I have a struct
type called Node like below:
struct Node
{
int data;
Node next;
}
I get compile time error when I compile above code but If I make it a class everything is fine.
class Node
{
int data;
Node next;
}
What is the difference between two ( I know one is struct ( value type )
and one is class(ref type )
) ?
Have you ever programmed in C-class language? You know, classes/structures and pointers and such?
If you had so, then remember: in C# "classes" are passed "as pointers", while "structs" are passed in they raw binary form, they are copied around just like anything non-pointerish non-referencish in C/C++. All other restrictions for nesting are preserved, just named differently.
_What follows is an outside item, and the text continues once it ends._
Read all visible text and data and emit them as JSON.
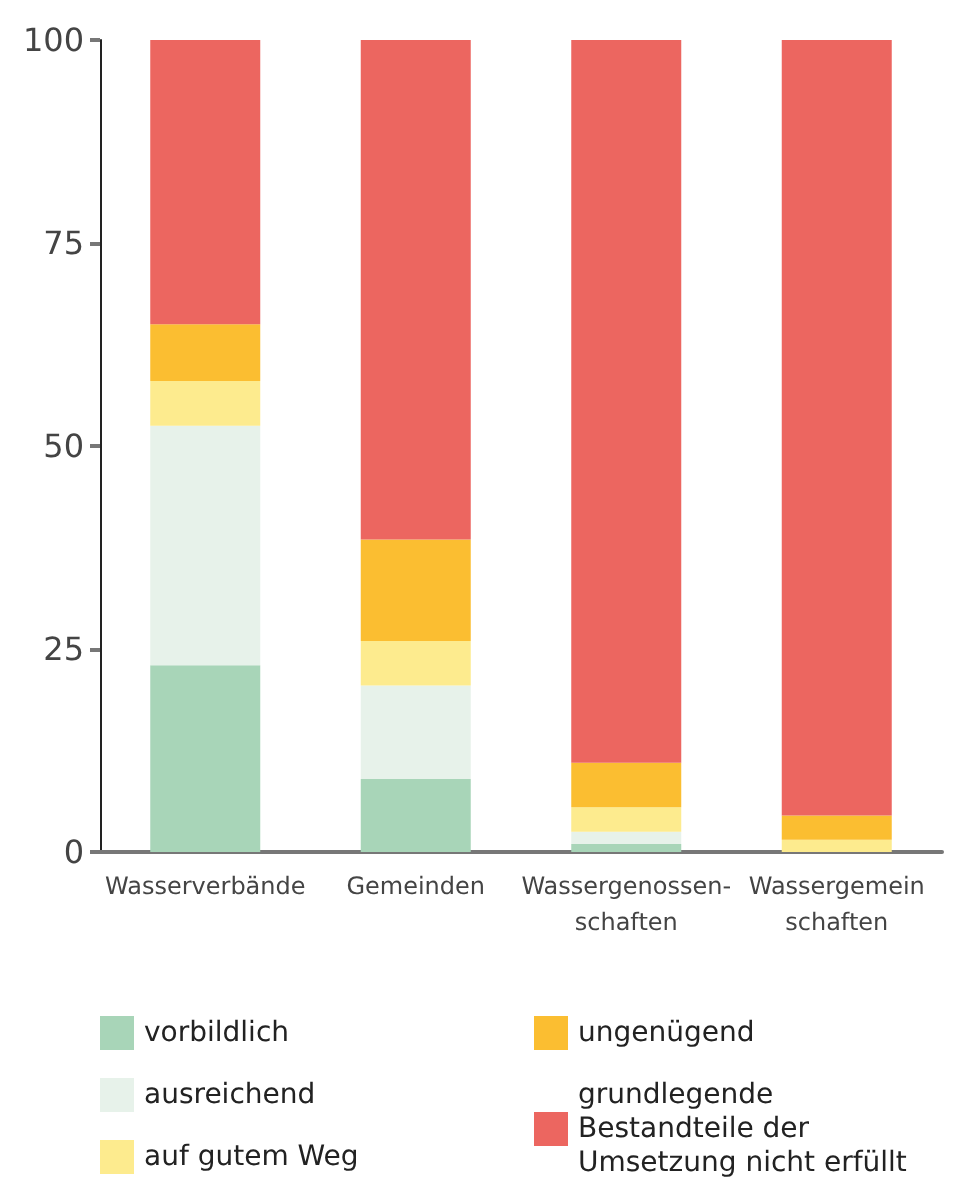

In C# you can have a 'class X' containing a field of type 'class X' because "classes" are never placed anywhere directly. Such field is actually a 4/8 byte pointer/reference. The size of 'class X' is easily determinable. In contrast, in C# you cannot have a 'struct X' that contains a field of type 'struct X'. Such field would be embeded in the outer struct directly, not by pointer/reference. What would be the size of the 'struct X' if it contained another 'struct X' which surely by its definition would contain another 'struct X' that would contain .... where would be the end? How would you mark the end? How the compiler/runtime would know how much space to allocate when you write "new X()" ? Just as in C/C++ you cannot create recursively nested types directly (you can do that only by pointers/references), here in C# you cannot create recursive structs.
If you define class
, Node
is just reference to reference type Node
. In strucure case you have nesting of Node
stuct i.e. cyclic nesting Node in Node.